The International Thermonuclear Experimental Reactor (ITER) aims to produce 500 megawatts of power by burning a plasma of deuterium and tritium held in place by superconducting magnets in a doughnut-shaped vessel called a torus. The ITER partners--which now include Canada, China, the E.U., Japan, Russia, South Korea, and the United States--have been working on the project for 18 years, but for several it is imperative to have a decision on site and cost sharing by the end of December.
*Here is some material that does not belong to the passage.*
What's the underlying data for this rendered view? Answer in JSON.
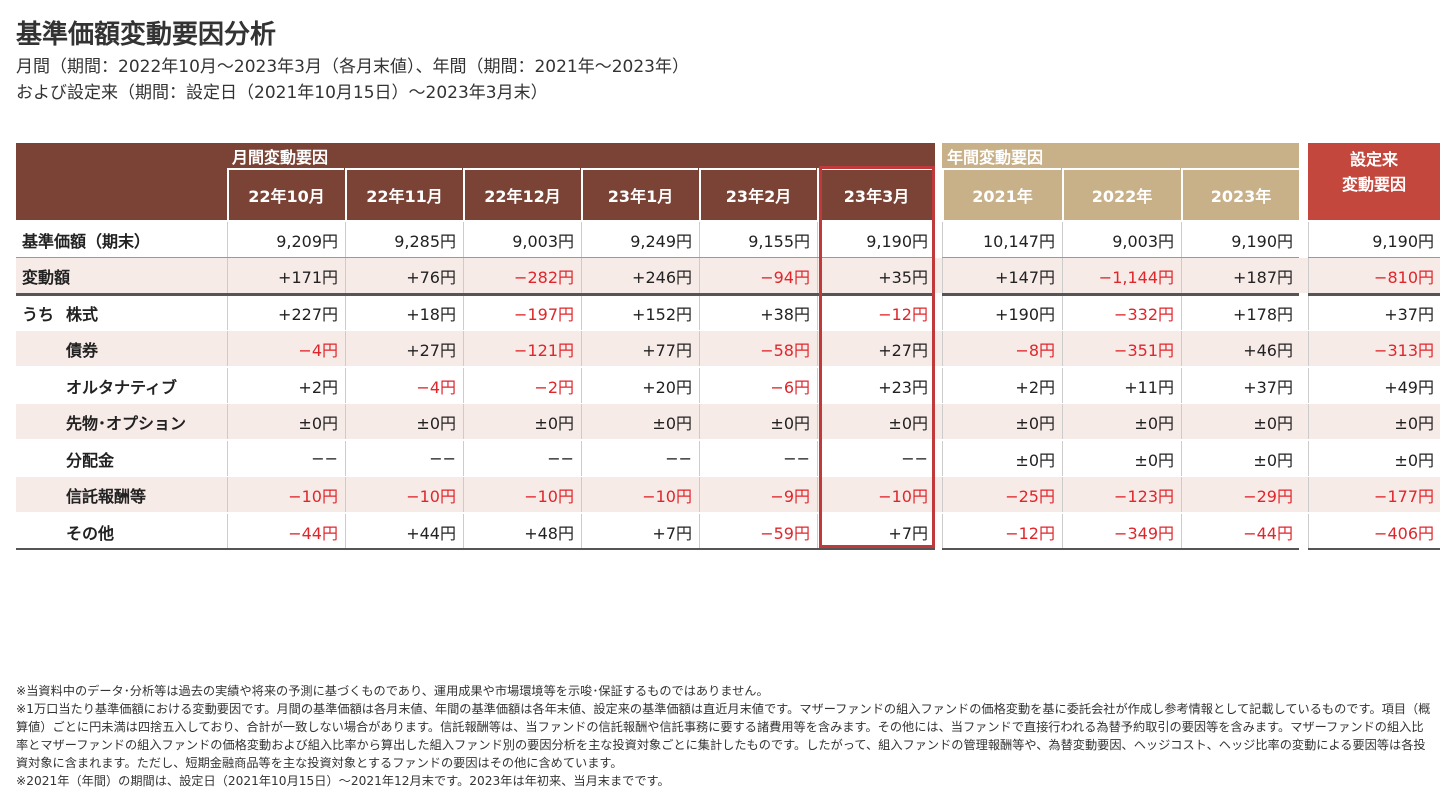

According to Mitsos, the partners have now agreed that the host will foot 43% to 48% of the total bill of $10 billion for construction and operation. Other members will share the rest. E.U. and Japanese officials are now desperately trying to persuade the other members to support their site before 20 December, when politicians will meet in Washington, D.C., to sign the deal. It's time to bring a large international project to Asia, "to avoid having a monopoly of cooperative projects in the West," says Satoru Ohtake, head of the Office of Fusion Energy at Japan's Ministry of Education.
The management structure of the project has yet to be finalized, but it may depend on the form of compensation for the losing site. "We have discussed schemes so that the E.U. or Japan will play some leading role even in the event they do not host [ITER]," says Ohtake. Whatever the chosen site, researchers are praying for a positive result this time, after the program stalled in 1998 when the U.S. pulled out. "If there is no decision, it could damage the project. The public will think the people involved in ITER will never make any decision," says Ohtake.